De informatie met betrekking tot de wetswijziging ten aanzien van asielzoekers in Polen is voor de zaak van eiser niet relevant aangezien hij geen asielzoeker is en gesteld noch gebleken is dat de situatie van personen met internationale bescherming vergelijkbaar is met die van asielzoekers in Polen. Omdat eiser ook geen Dublinclaimant is, is ook de uitspraak waar hij naar heeft gewezen voor de onderhavige beoordeling niet van belang.
6.2.3
Dit betekent dat ook deze informatie en omstandigheden geen nieuwe elementen of bevindingen opleveren. Deze beroepsgrond slaagt dus niet.

Beslissing

7. De rechtbank verklaart het beroep ongegrond. Dit betekent dat de niet-ontvankelijkverklaring van zijn asielaanvraag in stand blijft.
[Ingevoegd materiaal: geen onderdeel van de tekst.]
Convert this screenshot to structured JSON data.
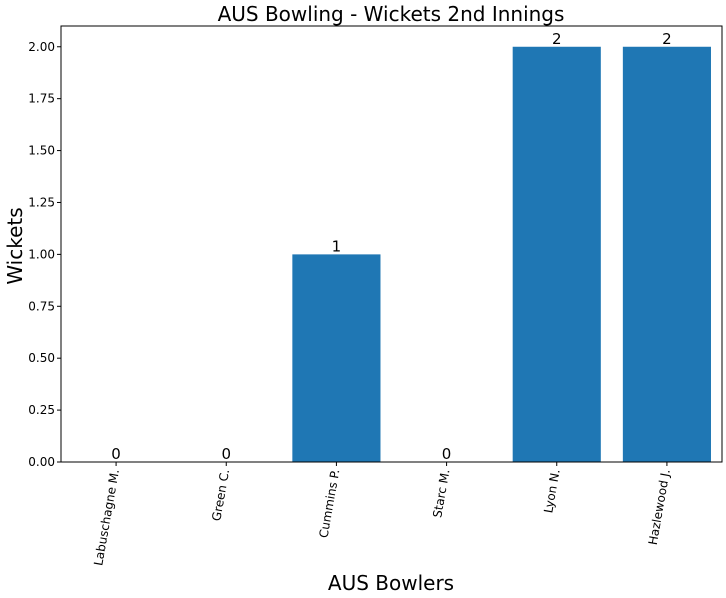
{
  "chart_data": {
    "type": "bar",
    "title": "AUS Bowling - Wickets 2nd Innings",
    "xlabel": "AUS Bowlers",
    "ylabel": "Wickets",
    "categories": [
      "Labuschagne M.",
      "Green C.",
      "Cummins P.",
      "Starc M.",
      "Lyon N.",
      "Hazlewood J."
    ],
    "values": [
      0,
      0,
      1,
      0,
      2,
      2
    ],
    "data_labels": [
      "0",
      "0",
      "1",
      "0",
      "2",
      "2"
    ],
    "yticks": [
      "0.00",
      "0.25",
      "0.50",
      "0.75",
      "1.00",
      "1.25",
      "1.50",
      "1.75",
      "2.00"
    ],
    "ylim": [
      0,
      2.1
    ],
    "grid": false,
    "bar_color": "#1f77b4",
    "xtick_rotation": "rotated"
  }
}
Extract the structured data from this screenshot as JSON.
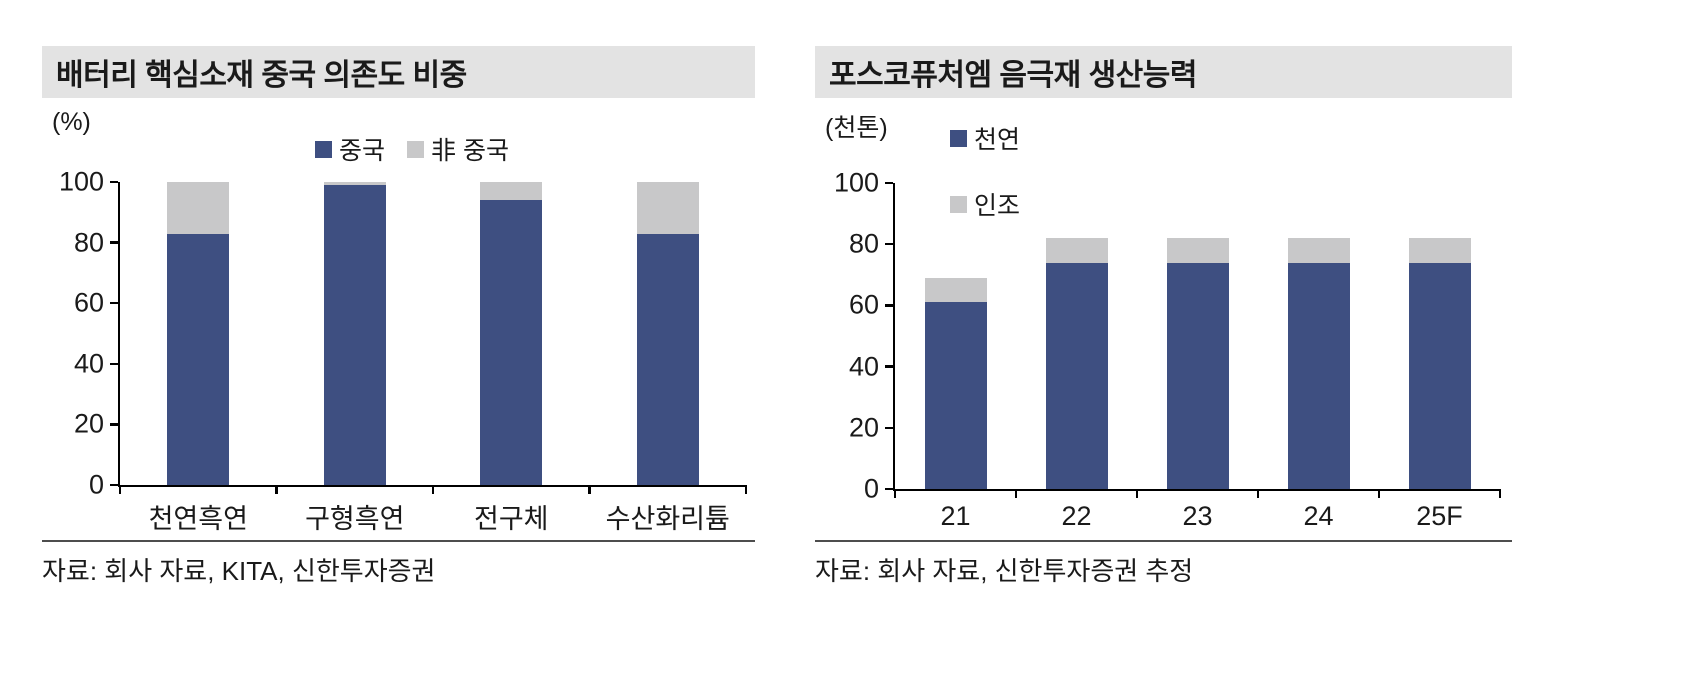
{
  "colors": {
    "series_primary": "#3e4f81",
    "series_secondary": "#c8c8c9",
    "title_background": "#e3e3e3",
    "axis": "#000000"
  },
  "chart_data": [
    {
      "type": "bar",
      "stacked": true,
      "title": "배터리 핵심소재 중국 의존도 비중",
      "unit_label": "(%)",
      "source": "자료: 회사 자료, KITA, 신한투자증권",
      "legend_position": "top-horizontal",
      "categories": [
        "천연흑연",
        "구형흑연",
        "전구체",
        "수산화리튬"
      ],
      "series": [
        {
          "name": "중국",
          "color": "#3e4f81",
          "values": [
            83,
            99,
            94,
            83
          ]
        },
        {
          "name": "非 중국",
          "color": "#c8c8c9",
          "values": [
            17,
            1,
            6,
            17
          ]
        }
      ],
      "ylim": [
        0,
        100
      ],
      "yticks": [
        0,
        20,
        40,
        60,
        80,
        100
      ],
      "grid": false
    },
    {
      "type": "bar",
      "stacked": true,
      "title": "포스코퓨처엠 음극재 생산능력",
      "unit_label": "(천톤)",
      "source": "자료: 회사 자료, 신한투자증권 추정",
      "legend_position": "top-vertical",
      "categories": [
        "21",
        "22",
        "23",
        "24",
        "25F"
      ],
      "series": [
        {
          "name": "천연",
          "color": "#3e4f81",
          "values": [
            61,
            74,
            74,
            74,
            74
          ]
        },
        {
          "name": "인조",
          "color": "#c8c8c9",
          "values": [
            8,
            8,
            8,
            8,
            8
          ]
        }
      ],
      "ylim": [
        0,
        100
      ],
      "yticks": [
        0,
        20,
        40,
        60,
        80,
        100
      ],
      "grid": false
    }
  ]
}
Eiser krijgt geen vergoeding van zijn proceskosten.
Deze uitspraak is gedaan door mr. A.S.W. Kroon, rechter, in aanwezigheid van mr. V. Bouman, griffier.
De uitspraak is uitgesproken in het openbaar en bekendgemaakt op:
Bent u het niet eens met deze uitspraak?
Als u het niet eens bent met deze uitspraak, kunt u een brief sturen naar de Afdeling bestuursrechtspraak van de Raad van State waarin u uitlegt waarom u het er niet mee eens bent. Dit heet een beroepschrift. U moet dit beroepschrift indienen binnen 1 week na de dag waarop deze uitspraak is verzonden. U ziet deze datum hierboven.

Voetnoten

1.Artikel 30a, eerste lid, aanhef en onder a van de Vreemdelingenwet 2000 (Vw 2000) en artikel 3.106a, tweede en derde lid, van het Vreemdelingenbesluit 2000.
2.Rb. Den Haag (zp. Zwolle) 23 januari 2024, ECLI:NL:RBOVE:2024:622.
3.Artikel 30a, eerste lid, aanhef en onder d van de Vreemdelingenwet 2000 (Vw 2000).
4.Zie de uitspraak van de Afdeling bestuursrechtspraak van de Raad van State van 15 september 2022, ECLI:NL:RVS:2022:2699.
5.Zie het arrest van het Hof van Justitie van de Europese Unie van 10 juni 2021, ECLI:EU:C:2021:478.
6.ECLI:NL:RVS:2017:1253, r.o. 5.1.2.
7.AIDA Country Report: Poland 2024 (Update 2023).
8.Uitspraak van de voorzieningenrechter van de rechtbank Den Haag, zittingsplaats Haarlem, van 21 maart 2025 (NL25.1686, ongepubliceerd).